Repo man takes what he can get

WINONA, Minn. (AP) — “We’re like thieves in the night, only we’re not thieves and it’s daytime,” Tim Shugart says as he hops into his tow truck.
It’s a sunny Tuesday morning and Shugart, based in Winona, is on his way to repossess a car in a town 25 miles away. He’s just doing a job, he says, but one that is uncomfortable for everyone involved.
He owns Auto Center in Winona, repossesses cars for banks, provides towing services, does auto body work and sells cars.
Does he feel guilty about the repossessing?
“I still feel bad, but not like I used to when I first started doing it,” he says.
Is he nervous?
“No,” he says, as he fidgets with his radio. “But I’m cautious. I don’t know what to expect. It could go good — it could go bad. The worst thing that I don’t want to happen is to walk away hurt.”
In the 14 years that Shugart has been repossessing cars, that has never happened. Of course, that’s not to say he hasn’t come close.
“Most of the time you don’t know anything about these people,” he said. “And that’s not to say they’re bad people. You just don’t know what to expect.”

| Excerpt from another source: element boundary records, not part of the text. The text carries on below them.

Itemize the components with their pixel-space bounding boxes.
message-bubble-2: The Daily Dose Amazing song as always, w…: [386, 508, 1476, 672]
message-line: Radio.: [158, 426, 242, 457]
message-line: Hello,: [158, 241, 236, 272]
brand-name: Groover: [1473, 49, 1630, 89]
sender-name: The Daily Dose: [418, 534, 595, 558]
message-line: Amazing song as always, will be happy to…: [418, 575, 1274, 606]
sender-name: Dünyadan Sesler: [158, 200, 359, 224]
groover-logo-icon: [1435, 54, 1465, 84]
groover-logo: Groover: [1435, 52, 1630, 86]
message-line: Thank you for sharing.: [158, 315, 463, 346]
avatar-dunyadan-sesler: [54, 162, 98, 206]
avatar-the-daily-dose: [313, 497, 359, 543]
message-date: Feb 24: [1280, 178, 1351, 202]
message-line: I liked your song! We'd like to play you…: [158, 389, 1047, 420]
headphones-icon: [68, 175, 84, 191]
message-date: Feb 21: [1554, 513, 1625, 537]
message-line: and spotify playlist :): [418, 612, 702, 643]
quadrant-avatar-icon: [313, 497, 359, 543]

Most people are nice about it in this area, Shugart says. They know they cannot make the payments, he says, so they face their responsibilities.
Others don’t take it so well.
“It’s a feeling thing,” Shugart says. “When veins start popping out their necks, I see a red flag. And if they refuse to give up the vehicle, I leave. But I’ll be back.”
In Minnesota, repossessors do not have to consult the owner before taking a car. But if the owner does not want to release the vehicle, the repossessor has to leave it. At that point, the bank must take the owner to court and get approval for a sheriff to accompany a repossessor.
The house he is going to today is on a farm about two miles from town. Shugart gets directions from City Hall. When he comes out, he says “Show time.”
Shugart finds the farm, pulls into the back entrance and sighs with relief when he sees people working near a barn about 50 feet from the house.
“You always want people to be around in case you are dealing with a lunatic,” Shugart says.
He tells the story of an employee of his who repossessed a car just as the owners returned home. They threatened to slash him and the car he had just loaded onto his tow truck.
Shugart drives around the property for about five minutes, but he can’t find the car he needs. He drives closer to the house to see if anyone is inside.
“There he is,” he says, pointing to a second-floor window. “The guy’s hiding from us. He’s also probably hiding the car.”
Shugart backs his truck toward a shed-like building that a woman just walked out of. He asks her if the car owner is around.
Hesitantly, the woman approaches him and says no one is home. Shugart explains he is looking for a vehicle to pick up. She says she doesn’t know anything about it and repeats that nobody is home.
Shugart sees the man in the window again.
“He’s there. I know he’s there. Looks like I’ll have to come back again. There’s no sense in aggravating him,” Shugart says. “I’ll be back.”